ABSTRACT

Introduction: Myasthenia gravis (MG) is a prototypical autoimmune disease, characterized by pathogenic autoantibodies targeting structures of the neuromuscular junction. Radioimmunoprecipitation assays (RIPAs) represent the gold standard for their detection. However, new methods are emerging to complement, or overcome RIPAs, also with the perspective of eliminating the use of radioactive reagents.
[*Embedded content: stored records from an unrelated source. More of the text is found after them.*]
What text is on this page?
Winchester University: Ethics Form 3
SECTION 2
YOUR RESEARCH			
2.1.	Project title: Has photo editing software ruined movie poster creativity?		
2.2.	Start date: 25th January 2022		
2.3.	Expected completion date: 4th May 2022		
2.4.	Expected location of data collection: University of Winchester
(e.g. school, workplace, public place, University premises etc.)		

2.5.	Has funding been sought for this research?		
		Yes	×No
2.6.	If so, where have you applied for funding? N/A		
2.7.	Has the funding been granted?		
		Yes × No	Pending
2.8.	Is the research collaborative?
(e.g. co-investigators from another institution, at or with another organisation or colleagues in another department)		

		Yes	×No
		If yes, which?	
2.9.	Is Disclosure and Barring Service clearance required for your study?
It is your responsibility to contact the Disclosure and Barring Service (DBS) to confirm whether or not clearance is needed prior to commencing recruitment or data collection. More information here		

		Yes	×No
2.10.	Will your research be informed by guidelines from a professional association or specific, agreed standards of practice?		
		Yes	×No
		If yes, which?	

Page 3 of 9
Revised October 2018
Areas covered: We discuss advances in laboratory methods, prompted especially by cell-based assays (CBAs), for the detection of the autoantibodies of MG diagnostics, above all those to the nicotinic acetylcholine receptor (AChR), muscle-specific kinase (MuSK), and low molecular-weight receptor-related low-density lipoprotein-4 (LRP4).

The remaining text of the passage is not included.